Discovering An Ancient Food and Appreciating the Native Roots of A Local Sweetener
In the span of just a few months in 2013, I discovered a new food and gained appreciation for a local food I’d been taking for granted.
This past summer, I spent five and a half weeks at the Advanced Study Program for high school juniors at Saint Paul’s School. There, I was immersed in a Sustenance and Sustainability course focused on what our food choices mean for the environment, other people around the world, our own health, and the animals that may be involved. My class members decided to participate in meatless Mondays. The dining hall at Saint Paul’s is very accommodating for all diets. Our decision arose after reading a book, Eating Animals by Jonathan Safran Foer, about how animals are treated and how greatly one’s carbon footprint increases with the addition of meat to one’s diet. Resources are used to care for and feed animals, while their manure releases large amounts of carbon into the atmosphere. I decided to eliminate meat from my diet completely while at Saint Paul’s, since the cafeteria provided plenty of options to do so. In the process, I learned about popular vegetarian foods, including quinoa. Quinoa is a grain with a high amount of protein, which factors into its popularity in the vegetarian diet. The grain, similar to rice or couscous, can be easily integrated into one’s diet, as I learned at Saint Paul’s. It can be eaten in soups, chilies, salads, pastas, for breakfast with maple syrup or brown sugar, or simply on its own as a side dish.

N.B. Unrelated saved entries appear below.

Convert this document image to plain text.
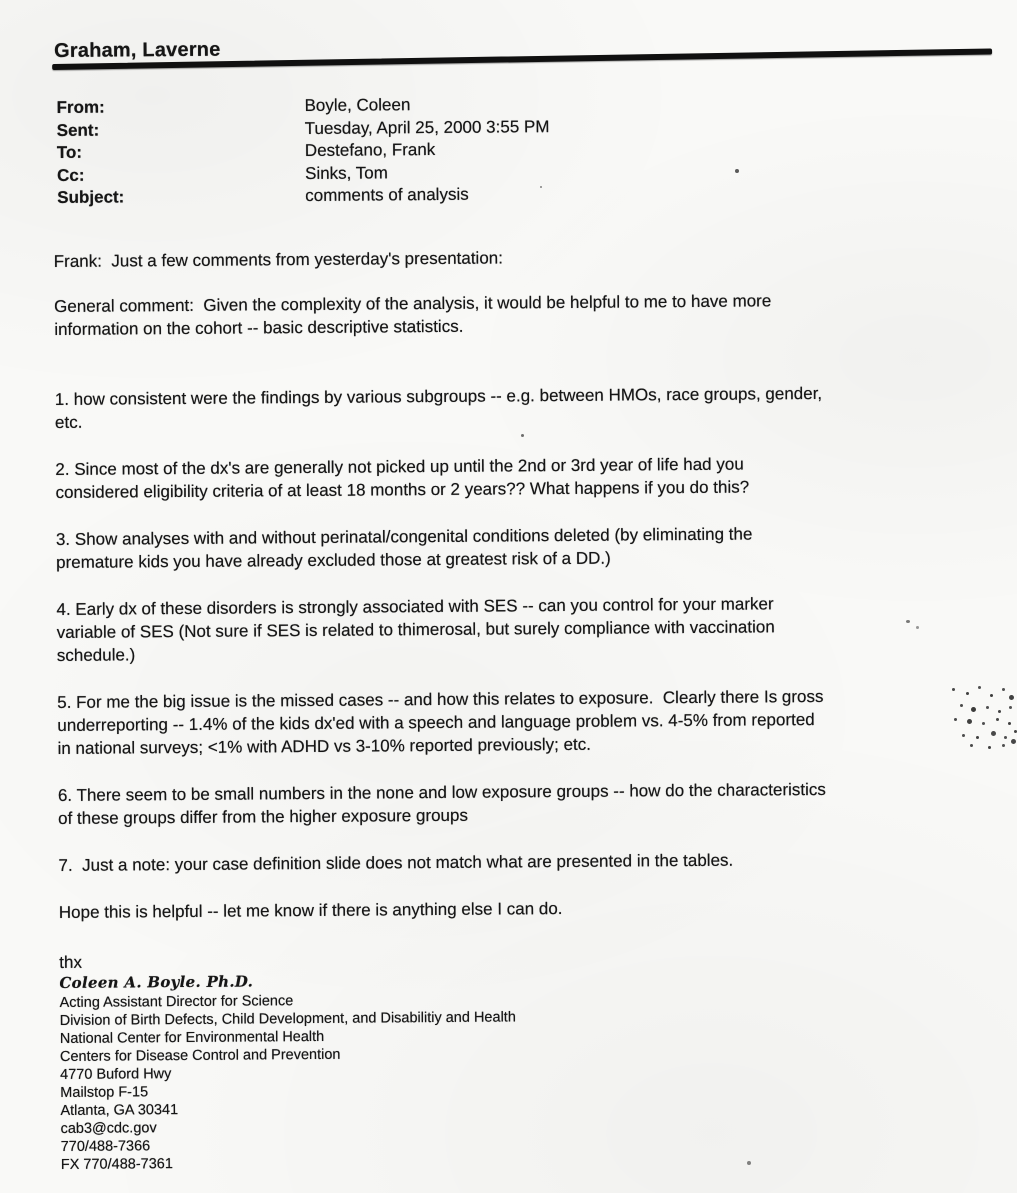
Graham, Laverne
From:	Boyle, Coleen
Sent:	Tuesday, April 25, 2000 3:55 PM
To:	Destefano, Frank
Cc:	Sinks, Tom
Subject:	comments of analysis

Frank:  Just a few comments from yesterday's presentation:

General comment:  Given the complexity of the analysis, it would be helpful to me to have more
information on the cohort -- basic descriptive statistics.

1. how consistent were the findings by various subgroups -- e.g. between HMOs, race groups, gender,
etc.

2. Since most of the dx's are generally not picked up until the 2nd or 3rd year of life had you
considered eligibility criteria of at least 18 months or 2 years?? What happens if you do this?

3. Show analyses with and without perinatal/congenital conditions deleted (by eliminating the
premature kids you have already excluded those at greatest risk of a DD.)

4. Early dx of these disorders is strongly associated with SES -- can you control for your marker
variable of SES (Not sure if SES is related to thimerosal, but surely compliance with vaccination
schedule.)

5. For me the big issue is the missed cases -- and how this relates to exposure.  Clearly there Is gross
underreporting -- 1.4% of the kids dx'ed with a speech and language problem vs. 4-5% from reported
in national surveys; <1% with ADHD vs 3-10% reported previously; etc.

6. There seem to be small numbers in the none and low exposure groups -- how do the characteristics
of these groups differ from the higher exposure groups

7.  Just a note: your case definition slide does not match what are presented in the tables.

Hope this is helpful -- let me know if there is anything else I can do.

thx

Coleen A. Boyle. Ph.D.
Acting Assistant Director for Science
Division of Birth Defects, Child Development, and Disabilitiy and Health
National Center for Environmental Health
Centers for Disease Control and Prevention
4770 Buford Hwy
Mailstop F-15
Atlanta, GA 30341
cab3@cdc.gov
770/488-7366
FX 770/488-7361
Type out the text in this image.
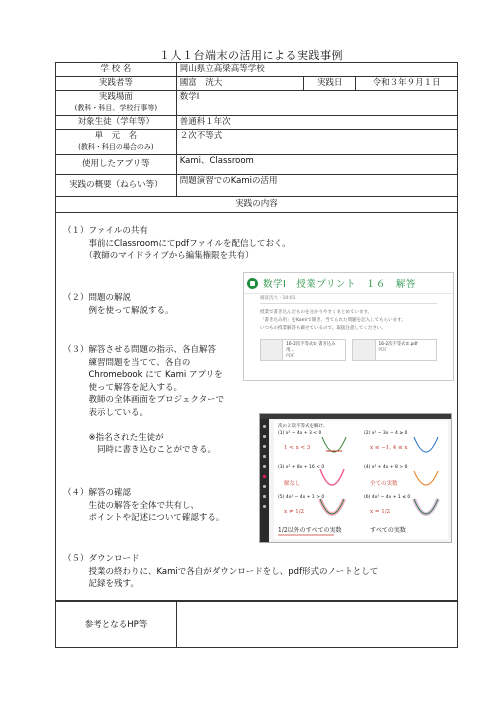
１人１台端末の活用による実践事例
学 校 名	岡山県立高梁高等学校		
実践者等	國富　洸大	実践日	令和３年９月１日

実践場面
(教科・科目、学校行事等)	数学Ⅰ		
対象生徒（学年等）	普通科１年次		

単　元　名
(教科・科目の場合のみ)	２次不等式		
使用したアプリ等	Kami、Classroom		
実践の概要（ねらい等）	問題演習でのKamiの活用		
実践の内容			
（１）ファイルの共有
　　　事前にClassroomにてpdfファイルを配信しておく。
　　　（教師のマイドライブから編集権限を共有）
（２）問題の解説
　　　例を使って解説する。
（３）解答させる問題の指示、各自解答
　　　練習問題を当てて、各自の
　　　Chromebook にて Kami アプリを
　　　使って解答を記入する。
　　　教師の全体画面をプロジェクターで
　　　表示している。

　　　※指名された生徒が
　　　　同時に書き込むことができる。
（４）解答の確認
　　　生徒の解答を全体で共有し、
　　　ポイントや記述について確認する。
（５）ダウンロード
　　　授業の終わりに、Kamiで各自がダウンロードをし、pdf形式のノートとして
　　　記録を残す。
数学Ⅰ　授業プリント　１６　解答
國富洸大・10:01
授業で書き込んだものを分かりやすくまとめています。
「書き込み用」をKamiで開き、当てられた問題を記入してもらいます。
いつもの授業解答も載せているので、取扱注意してください。
16-2次不等式① 書き込み用...
PDF
16-2次不等式②.pdf
PDF
次の２次不等式を解け。
(1) x² − 4x + 3 < 0	(2) x² − 3x − 4 ≥ 0
1 < x < 3	x ≤ −1, 4 ≤ x
(3) x² + 8x + 16 < 0	(4) x² + 4x + 8 > 0
解なし	全ての実数
(5) 4x² − 4x + 1 > 0	(6) 4x² − 4x + 1 ≤ 0
x ≠ 1/2	x = 1/2
1/2以外のすべての実数	すべての実数
参考となるHP等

My personal favorite way to eat quinoa is simply as a salad mixed with various chopped veggies, feta cheese, and lemon juice squeezed on top for some extra flavor in place of salad dressing.
The Food and Agricultural Organization of the United Nations (FAO) officially declared the year of 2013 to be "The International Year of the Quinoa." Proposed by the government of Bolivia and receiving strong support from many Central and South American countries, quinoa has now been singled out by the FAO as a food with "high nutritive value," impressive biodiversity, and an important role to play in the achievement of food security worldwide (according to the world’s healthiest food website whfoods.com).
Along with its high nutritional value, most, if not all, quinoa you find will be organic, which is not only a plus to one’s health, but also for the environment, due to the absence of GMOs and chemicals that could be used to preserve the grain. Most quinoa eaten in the United States is imported from South America, but slowly this changing as the food becomes more popular as people learn how to grow, clean, prepare, and eat it.
Quinoa are the seeds of the goosefoot plant. Farmers in the Northwestern U.S. and Colorado are experimenting with growing quinoa. It does better in cooler, drier regions as rain during the autumn harvest time will cause the desirable seeds to sprout. I hope farmers will try to grow it in New Hampshire and then I’ll really be happy.
I found I loved my new diet, and I officially became a selective vegetarian. The choice of eating quinoa is one I can feel good about. Since it is good for my health and the environment; I never have to feel guilty about eating it. This is how I want to feel about all my dietary choices, including meat. It is important to me to know where my meat comes from and how my food is grown. I prefer my meat from free range, grass fed animals who have received no growth hormones.
So, in addition to learning to prefer vegetarian food, I also started choosing organic and locally grown food. In New Hampshire, we are known for our sugar farms where maple syrup is collected and processed. Living in rural New Hampshire, we are surrounded by many maple trees. Maple syrup is a popular condiment for our Sunday pancakes. There are many family-owned maple syrup farms, where if you stop in they will gladly show you around, talk about their operation, and sell you a little maple treat. Some even have their own breakfast restaurants and pancake parlors.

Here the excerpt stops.